When I recently interviewed Tim O'Reilly, CEO of O'Reilly Media, I asked him the same question I've been asking all my interviewees - "If the internet were a landscape, what kind of landscape would it be?" His first impulse, he said, was to think of it as an ocean:
"The sea is a sustaining medium, most of which is invisible to us and which, like our atmosphere, we largely take for granted. But elements of it occasionally swim within our range of vision. I think the internet is a lot like that - we see very little of it at any one time."
I was reminded of his comment yesterday when I marked my last week in California with a whale-watching trip in the Santa Barbara Channel. We saw several humpbacks but the really exciting moment was when we were surrounded by dozens of leaping dolphins racing alongside and even under the boat, speeding just below the water, right beside us, and flying into the air in groups of three or four. The water was boiling with them all around! This crummy phone picture doesn't begin to do justice to their joyful grace.
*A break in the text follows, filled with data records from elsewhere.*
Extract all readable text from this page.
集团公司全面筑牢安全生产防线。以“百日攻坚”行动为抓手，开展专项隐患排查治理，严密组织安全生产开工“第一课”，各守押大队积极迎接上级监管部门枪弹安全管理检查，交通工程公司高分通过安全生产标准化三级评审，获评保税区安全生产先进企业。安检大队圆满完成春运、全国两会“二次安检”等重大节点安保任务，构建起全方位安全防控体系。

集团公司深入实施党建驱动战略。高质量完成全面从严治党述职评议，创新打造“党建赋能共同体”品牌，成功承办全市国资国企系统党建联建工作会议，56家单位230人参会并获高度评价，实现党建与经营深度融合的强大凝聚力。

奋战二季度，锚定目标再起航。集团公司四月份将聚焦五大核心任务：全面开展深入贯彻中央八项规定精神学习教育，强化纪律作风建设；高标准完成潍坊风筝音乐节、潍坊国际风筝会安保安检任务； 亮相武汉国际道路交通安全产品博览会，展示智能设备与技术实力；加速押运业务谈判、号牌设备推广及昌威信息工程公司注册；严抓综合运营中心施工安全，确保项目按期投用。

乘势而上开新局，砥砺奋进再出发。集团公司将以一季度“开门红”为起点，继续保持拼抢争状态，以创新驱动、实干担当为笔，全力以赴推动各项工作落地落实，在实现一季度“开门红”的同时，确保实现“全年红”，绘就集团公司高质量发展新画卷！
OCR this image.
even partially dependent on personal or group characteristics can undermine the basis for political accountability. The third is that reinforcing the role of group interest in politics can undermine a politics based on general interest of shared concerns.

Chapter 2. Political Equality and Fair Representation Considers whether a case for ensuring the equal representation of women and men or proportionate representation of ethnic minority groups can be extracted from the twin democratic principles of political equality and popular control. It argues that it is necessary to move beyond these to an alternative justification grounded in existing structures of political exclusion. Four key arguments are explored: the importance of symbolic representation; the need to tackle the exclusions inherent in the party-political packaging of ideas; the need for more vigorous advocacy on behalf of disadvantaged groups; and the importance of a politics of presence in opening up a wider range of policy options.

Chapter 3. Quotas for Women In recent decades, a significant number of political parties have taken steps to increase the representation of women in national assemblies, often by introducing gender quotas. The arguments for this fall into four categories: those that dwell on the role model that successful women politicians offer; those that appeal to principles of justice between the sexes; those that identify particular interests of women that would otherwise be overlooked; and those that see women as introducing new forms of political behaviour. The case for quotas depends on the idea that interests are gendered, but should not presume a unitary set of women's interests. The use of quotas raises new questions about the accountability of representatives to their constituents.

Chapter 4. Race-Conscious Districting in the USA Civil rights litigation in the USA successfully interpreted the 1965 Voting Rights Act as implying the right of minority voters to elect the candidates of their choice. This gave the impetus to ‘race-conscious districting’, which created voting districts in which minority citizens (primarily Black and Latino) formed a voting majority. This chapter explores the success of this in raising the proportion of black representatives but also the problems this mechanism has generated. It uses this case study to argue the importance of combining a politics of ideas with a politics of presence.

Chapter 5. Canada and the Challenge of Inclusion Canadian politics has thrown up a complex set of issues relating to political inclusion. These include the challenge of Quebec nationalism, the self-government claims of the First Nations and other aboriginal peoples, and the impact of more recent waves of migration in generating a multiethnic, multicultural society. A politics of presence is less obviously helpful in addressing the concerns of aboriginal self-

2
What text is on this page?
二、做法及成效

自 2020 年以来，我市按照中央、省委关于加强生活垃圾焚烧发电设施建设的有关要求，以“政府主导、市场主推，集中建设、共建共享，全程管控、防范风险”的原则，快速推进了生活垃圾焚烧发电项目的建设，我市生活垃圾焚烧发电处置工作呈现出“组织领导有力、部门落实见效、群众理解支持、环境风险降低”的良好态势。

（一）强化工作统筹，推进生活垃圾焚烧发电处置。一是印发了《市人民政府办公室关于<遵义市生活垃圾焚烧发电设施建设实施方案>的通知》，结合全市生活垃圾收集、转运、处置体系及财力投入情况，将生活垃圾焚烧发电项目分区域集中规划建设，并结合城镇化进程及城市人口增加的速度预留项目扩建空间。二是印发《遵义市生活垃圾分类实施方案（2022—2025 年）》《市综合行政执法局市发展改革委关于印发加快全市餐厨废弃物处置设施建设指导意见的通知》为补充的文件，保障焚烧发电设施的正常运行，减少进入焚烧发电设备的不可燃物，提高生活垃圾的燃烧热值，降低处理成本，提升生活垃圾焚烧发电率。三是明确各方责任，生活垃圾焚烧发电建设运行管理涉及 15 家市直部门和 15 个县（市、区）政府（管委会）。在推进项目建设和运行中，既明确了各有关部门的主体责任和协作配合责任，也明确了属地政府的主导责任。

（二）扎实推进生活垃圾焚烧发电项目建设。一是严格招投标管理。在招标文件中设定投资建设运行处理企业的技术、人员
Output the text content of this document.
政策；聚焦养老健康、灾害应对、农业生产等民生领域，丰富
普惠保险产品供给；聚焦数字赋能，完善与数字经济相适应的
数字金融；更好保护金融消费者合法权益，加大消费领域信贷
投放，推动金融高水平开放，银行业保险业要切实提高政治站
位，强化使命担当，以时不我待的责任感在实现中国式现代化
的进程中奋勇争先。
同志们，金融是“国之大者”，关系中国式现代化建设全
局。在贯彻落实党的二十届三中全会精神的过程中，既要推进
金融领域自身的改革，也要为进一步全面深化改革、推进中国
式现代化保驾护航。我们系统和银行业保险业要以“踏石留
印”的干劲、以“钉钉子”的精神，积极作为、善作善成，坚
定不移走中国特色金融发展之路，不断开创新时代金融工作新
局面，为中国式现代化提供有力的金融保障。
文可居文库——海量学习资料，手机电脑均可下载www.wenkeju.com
Of course, we have no idea whether they are joyful in any sense at all, but being out there with them reminded me of how joyful they make me feel, and of how little I know about the mysteries of the ocean. I stared into the water and tried to imagine how deep it was and what was down there. It will be a while yet before the internet is equally deep and complex but I do agree with Tim O'Reilly that we see very little of it at any one time and indeed when I think about the deep web I often get that same sense of unplumbed depths. And I wonder what kinds of strange creatures are evolving down there in the internet dark?